Liczba minut młodzieżowców na dwóch najwyższych szczeblach rozgrywkowych jest od siebie w pewnym stopniu zależna. Spadek średniej w Ekstraklasie wiąże się najczęściej ze wzrostem w 1. Lidze i na odwrót. Wniosek? „Pula” zawodników regularnie występujących na tych poziomach globalnie się nie zwiększyła.

W 2. Lidze na boisku musi przebywać co najmniej dwóch Polaków z kategorii U-21, zatem z góry wiadomo, że rozegrają oni przynajmniej 18,2% minut wszystkich piłkarzy.
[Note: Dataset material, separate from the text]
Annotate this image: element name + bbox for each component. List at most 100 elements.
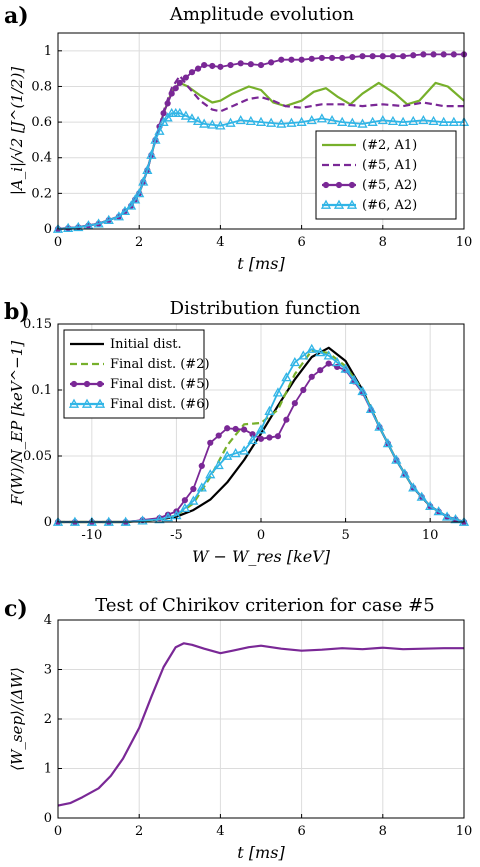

W porównaniu do wyższych lig, tutaj nieco zacierają się różnice między częstotliwością gry wiosną i jesienią, a najwyższe wartości liczby minut rozegranych przez młodzieżowców przypadają na sezony 2022/23 i 2023/24. Obie te kwestie można wiązać z obecnością w lidze rezerw drużyn z Ekstraklasy bądź 1. Ligi. Ogrywanie w nich młodzieży jest najczęściej niezależne od rundy i sytuacji w tabeli, a w dwóch wymienionych sezonach w 2. Lidze występowały aż trzy takie zespoły: Lech II Poznań, Zagłębie II Lubin (w obu przypadkach) oraz Śląsk II Wrocław (2022/23) i ŁKS II Łódź (2023/24). 

Jak przy każdej tego typu analizie, warto odnieść dane z rodzimej ligi do rozgrywek uznanych za benchmarkowe. I tak, w sezonie 2023/24 w osiemnastu ekstraklasowych drużynach zagrało 106 młodzieżowców (wówczas Polaków z roczników 2002-09). To 5,89 zawodnika wpisującego się w definicję młodzieżowca na zespół. Dla porównania w Czechach było to 5,13 zawodnika, w Austrii 4,5, zaś w Szwajcarii – 4. W rundzie jesiennej trwającego sezonu Polska ponownie była pod tym względem lepsza od wymienionych krajów (4,56 młodzieżowca na zespół w Ekstraklasie, 4,38 w Czechach, 4,33 w Austrii i 3,92 w Szwajcarii).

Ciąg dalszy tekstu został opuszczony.